The ‘Riddles’ Controversy

By B. R. Ambedkar

A reprinted extract, ‘Safeguarding Our Democracy’, from B.R. Ambedkar’s speech in the Constituent Assembly during the third reading of the Constitution of India (25 November 1949), warning that India, having lost its independence once before through internal treachery, could lose its hard-won democracy again if political parties place party creed above country, and urging that constitutional methods — not the ‘Grammar of Anarchy’ (civil disobedience, satyagraha, non-cooperation) — must now be the sole legitimate means of pursuing social and economic change.

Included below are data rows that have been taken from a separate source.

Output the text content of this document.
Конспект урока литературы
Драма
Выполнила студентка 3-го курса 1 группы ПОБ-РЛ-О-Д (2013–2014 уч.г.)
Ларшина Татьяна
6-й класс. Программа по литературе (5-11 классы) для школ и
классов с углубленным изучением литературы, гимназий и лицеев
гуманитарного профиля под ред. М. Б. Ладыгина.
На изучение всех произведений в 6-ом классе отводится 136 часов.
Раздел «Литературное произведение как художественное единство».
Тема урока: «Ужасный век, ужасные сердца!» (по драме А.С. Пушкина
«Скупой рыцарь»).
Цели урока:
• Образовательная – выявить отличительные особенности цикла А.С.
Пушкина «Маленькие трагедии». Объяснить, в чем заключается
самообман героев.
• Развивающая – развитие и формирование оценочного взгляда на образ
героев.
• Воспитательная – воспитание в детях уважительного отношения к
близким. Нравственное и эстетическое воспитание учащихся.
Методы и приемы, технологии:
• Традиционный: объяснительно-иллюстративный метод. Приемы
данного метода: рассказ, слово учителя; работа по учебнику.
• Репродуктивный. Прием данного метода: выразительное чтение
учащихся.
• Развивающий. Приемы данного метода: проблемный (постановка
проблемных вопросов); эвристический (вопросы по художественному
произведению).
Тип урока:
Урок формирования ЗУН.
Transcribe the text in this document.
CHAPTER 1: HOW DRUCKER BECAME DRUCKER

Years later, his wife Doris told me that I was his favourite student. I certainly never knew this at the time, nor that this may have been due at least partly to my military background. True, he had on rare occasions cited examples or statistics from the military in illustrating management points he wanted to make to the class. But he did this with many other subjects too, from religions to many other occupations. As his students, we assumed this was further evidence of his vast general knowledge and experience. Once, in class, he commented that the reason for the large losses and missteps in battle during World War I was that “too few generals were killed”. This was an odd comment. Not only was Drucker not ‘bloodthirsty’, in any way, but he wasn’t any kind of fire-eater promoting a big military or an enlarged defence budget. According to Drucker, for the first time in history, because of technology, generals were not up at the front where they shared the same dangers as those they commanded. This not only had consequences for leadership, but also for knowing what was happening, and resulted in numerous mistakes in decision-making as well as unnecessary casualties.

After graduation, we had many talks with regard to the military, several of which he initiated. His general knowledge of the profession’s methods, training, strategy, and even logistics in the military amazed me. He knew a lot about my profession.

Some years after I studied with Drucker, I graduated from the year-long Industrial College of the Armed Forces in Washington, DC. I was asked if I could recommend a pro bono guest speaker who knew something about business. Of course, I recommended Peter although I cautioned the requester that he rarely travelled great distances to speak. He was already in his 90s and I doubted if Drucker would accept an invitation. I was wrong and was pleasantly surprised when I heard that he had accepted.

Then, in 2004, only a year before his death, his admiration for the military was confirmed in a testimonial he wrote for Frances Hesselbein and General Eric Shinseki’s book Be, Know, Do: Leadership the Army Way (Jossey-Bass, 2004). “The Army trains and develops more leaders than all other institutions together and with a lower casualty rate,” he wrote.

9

  • Ambedkar warns that India previously lost independence through the ‘infidelity and treachery’ of figures like Jaichand and the commanders who took bribes during Mahommed-Bin-Kasim’s invasion of Sind
  • He fears that placing political creed above country could again put India’s independence in jeopardy
  • He argues India was never ignorant of democratic or parliamentary procedure, citing the rules of the Buddhist Sanghas as proof
  • He calls for abandoning ‘unconstitutional methods’ (civil disobedience, non-cooperation, satyagraha) now that constitutional avenues are open, terming them ‘the Grammar of Anarchy’

Generated by the v1.5 extraction pipeline. Awaiting editorial review.

Metadata and summary are AI-extracted from the source PDF and reviewed for editorial accuracy. The original work is available via the Read PDF tab above (where present); paragraph-level citation inside the PDF is deferred to a future engagement.